Early in 2010, John Yang was given a Herculean task: to market Shanghai as a preferred destination for foreign patients seeking advanced medical care.
His given target was that by 2012, China should have 200,000 medical tourists each year with an average expenditure of $10,000 per patient per visit. At present, medical tourism is almost non-existent in China.
The founder and chief executive officer of China Medical Tourism and Shanghai Medical Tourism Products & Promotion Platform (SHMTPPP) knows that China has to deal with tough competitors such as India, Thailand, Singapore, South Korea, Malaysia, and the Philippines.
Many of these countries have already reported significant revenue from medical tourism. For example, in 2009, Thailand earned $12 billion, and Singapore registered $1.4 billion.
Many leaders in the sector have been expecting a significant Chinese entry for several years.
But launching China into medical tourism is bedevilled by fundamental problems.
"Foreign patients are interested in coming to China, but they don't know who to get in touch with as there are no readily available numbers or names to contact," said Yang during a phone interview from Shanghai.
Another pressing problem that Yang and his team have to solve is the coordination of business entities that have diverging interests.
"At the beginning, we asked ourselves how to bring all parties - hospitals, travel agents, airlines, trade offices, and even translators - onto the same page as us."
Hence, the establishment of SHMTPPP, intended as a sole point of contact for foreign patients and as a promotional tool for medical tourism to China, specifically Shanghai.
To start the ball rolling, the promotional body has set up offices in Los Angeles (LA) and Jakarta, hoping to lure overseas Chinese to Shanghai for medical purposes. It is estimated that there are 1 million Chinese residing in LA and 2 million in Jakarta.
"The fact that there are 40 million overseas Chinese globally made us realize that we should take full advantage of this window of opportunity," said Yang, who is fluent in English and German, in addition to his mother tongue, Chinese.

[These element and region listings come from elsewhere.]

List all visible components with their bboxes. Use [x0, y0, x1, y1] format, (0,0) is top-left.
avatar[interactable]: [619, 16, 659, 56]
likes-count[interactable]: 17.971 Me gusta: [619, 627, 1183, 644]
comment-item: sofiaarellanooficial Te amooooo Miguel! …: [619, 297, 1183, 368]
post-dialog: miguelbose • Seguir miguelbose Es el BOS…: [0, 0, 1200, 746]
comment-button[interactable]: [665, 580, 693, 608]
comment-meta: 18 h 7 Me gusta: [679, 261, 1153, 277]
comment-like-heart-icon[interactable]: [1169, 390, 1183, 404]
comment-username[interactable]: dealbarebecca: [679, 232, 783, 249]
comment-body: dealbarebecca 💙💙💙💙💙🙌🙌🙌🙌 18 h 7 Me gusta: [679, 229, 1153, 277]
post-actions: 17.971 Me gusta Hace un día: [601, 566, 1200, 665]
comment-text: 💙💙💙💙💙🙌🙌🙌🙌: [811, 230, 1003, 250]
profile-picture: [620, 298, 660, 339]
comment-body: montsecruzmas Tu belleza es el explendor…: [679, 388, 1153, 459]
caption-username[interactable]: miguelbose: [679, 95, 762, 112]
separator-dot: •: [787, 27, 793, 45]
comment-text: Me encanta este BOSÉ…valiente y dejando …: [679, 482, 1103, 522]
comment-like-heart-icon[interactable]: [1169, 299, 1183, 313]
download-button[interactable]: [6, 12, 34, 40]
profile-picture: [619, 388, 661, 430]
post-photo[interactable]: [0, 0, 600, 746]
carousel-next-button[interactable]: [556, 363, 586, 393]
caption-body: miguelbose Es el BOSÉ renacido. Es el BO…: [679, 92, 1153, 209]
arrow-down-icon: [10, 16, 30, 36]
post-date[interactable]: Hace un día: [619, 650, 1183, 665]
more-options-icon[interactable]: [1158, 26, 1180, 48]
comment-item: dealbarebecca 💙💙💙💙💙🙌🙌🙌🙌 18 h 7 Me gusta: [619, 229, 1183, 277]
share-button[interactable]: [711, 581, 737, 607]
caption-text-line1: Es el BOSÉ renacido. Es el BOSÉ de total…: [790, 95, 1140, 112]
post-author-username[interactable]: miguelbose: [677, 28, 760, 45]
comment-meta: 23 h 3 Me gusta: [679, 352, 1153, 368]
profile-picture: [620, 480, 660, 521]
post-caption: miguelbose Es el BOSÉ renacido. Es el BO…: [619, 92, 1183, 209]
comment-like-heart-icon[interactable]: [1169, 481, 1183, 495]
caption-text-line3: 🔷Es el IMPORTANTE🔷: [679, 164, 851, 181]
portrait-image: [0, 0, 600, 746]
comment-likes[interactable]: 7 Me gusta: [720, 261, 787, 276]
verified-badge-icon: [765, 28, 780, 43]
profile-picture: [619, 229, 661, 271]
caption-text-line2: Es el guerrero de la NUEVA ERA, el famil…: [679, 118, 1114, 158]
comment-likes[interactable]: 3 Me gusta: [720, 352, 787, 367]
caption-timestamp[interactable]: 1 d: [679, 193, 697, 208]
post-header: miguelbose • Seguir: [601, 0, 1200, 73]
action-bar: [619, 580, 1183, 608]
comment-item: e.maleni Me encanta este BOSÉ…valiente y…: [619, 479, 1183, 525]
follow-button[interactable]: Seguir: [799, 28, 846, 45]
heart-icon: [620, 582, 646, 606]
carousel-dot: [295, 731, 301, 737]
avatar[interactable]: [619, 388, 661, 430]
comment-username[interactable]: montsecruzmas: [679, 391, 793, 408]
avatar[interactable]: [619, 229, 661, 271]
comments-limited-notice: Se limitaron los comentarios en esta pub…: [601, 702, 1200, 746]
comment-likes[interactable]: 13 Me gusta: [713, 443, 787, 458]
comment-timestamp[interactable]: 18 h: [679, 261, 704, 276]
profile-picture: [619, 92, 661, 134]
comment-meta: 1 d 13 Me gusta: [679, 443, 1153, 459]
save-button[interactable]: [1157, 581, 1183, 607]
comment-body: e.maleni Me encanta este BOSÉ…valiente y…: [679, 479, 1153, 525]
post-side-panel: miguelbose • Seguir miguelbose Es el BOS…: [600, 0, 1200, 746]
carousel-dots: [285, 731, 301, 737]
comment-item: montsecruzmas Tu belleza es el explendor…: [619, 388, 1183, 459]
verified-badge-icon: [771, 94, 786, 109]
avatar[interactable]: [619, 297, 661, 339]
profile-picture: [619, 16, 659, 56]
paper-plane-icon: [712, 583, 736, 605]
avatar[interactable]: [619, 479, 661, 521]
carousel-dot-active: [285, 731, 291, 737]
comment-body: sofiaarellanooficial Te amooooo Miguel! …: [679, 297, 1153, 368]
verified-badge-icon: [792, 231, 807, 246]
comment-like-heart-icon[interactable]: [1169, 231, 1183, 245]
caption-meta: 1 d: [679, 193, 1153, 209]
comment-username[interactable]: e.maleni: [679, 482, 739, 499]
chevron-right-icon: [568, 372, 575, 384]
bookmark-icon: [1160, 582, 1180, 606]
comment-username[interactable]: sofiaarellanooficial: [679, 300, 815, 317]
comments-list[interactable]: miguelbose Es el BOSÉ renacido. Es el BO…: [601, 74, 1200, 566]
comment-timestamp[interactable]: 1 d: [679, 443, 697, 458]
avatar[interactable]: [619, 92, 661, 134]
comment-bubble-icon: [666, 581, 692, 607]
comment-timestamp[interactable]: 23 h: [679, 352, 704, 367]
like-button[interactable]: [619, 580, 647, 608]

SHMTPPP will act as a third-party administrator, organizing from beginning to end a foreign patient's medical, travel, dietary, and transportation needs, including dealing with the paperwork.
"From the moment the patient touches down at the airport, we transport him or her to the hospital or hotel, and organize all the required paperwork for documentation at the medical facility. A personal assistant, fluent in English, will be on 24-hour standby," Yang said.
The top 20 hospitals in Shanghai are partners with SHMTPPP.
They include the multi-specialty 850-bed Shanghai East Hospital, which has partnerships with leading institutions such as the German Heart Institute in Berlin, the University of Maryland Medical Center in the US, and Universit Paris Descartes in France.
The global financial crisis also gave rise to opportunities for medical tourism. "We found that many foreigners are not fully insured. A basic policy doesn't cover much if one has to undergo complicated procedures," Yang said.
The total cost of coronary bypass surgery for a foreign patient in a Chinese hospital is 40 percent cheaper than at medical facilities in the United States.
"In relation, we're also cheaper than Singapore, but slightly higher than India and almost the same as Thailand," said Yang.
Cost is not the only reason that patients will travel to access care. Other reasons include access to advanced technology, better quality and higher levels of service, good food and, for some, sightseeing.
Once medical tourism takes off in China, Yang predicted that it could grow by as much as 100 or 200 percent annually during the initial three years.
On a global scale, the current growth of medical tourism averages 30 percent year-on-year.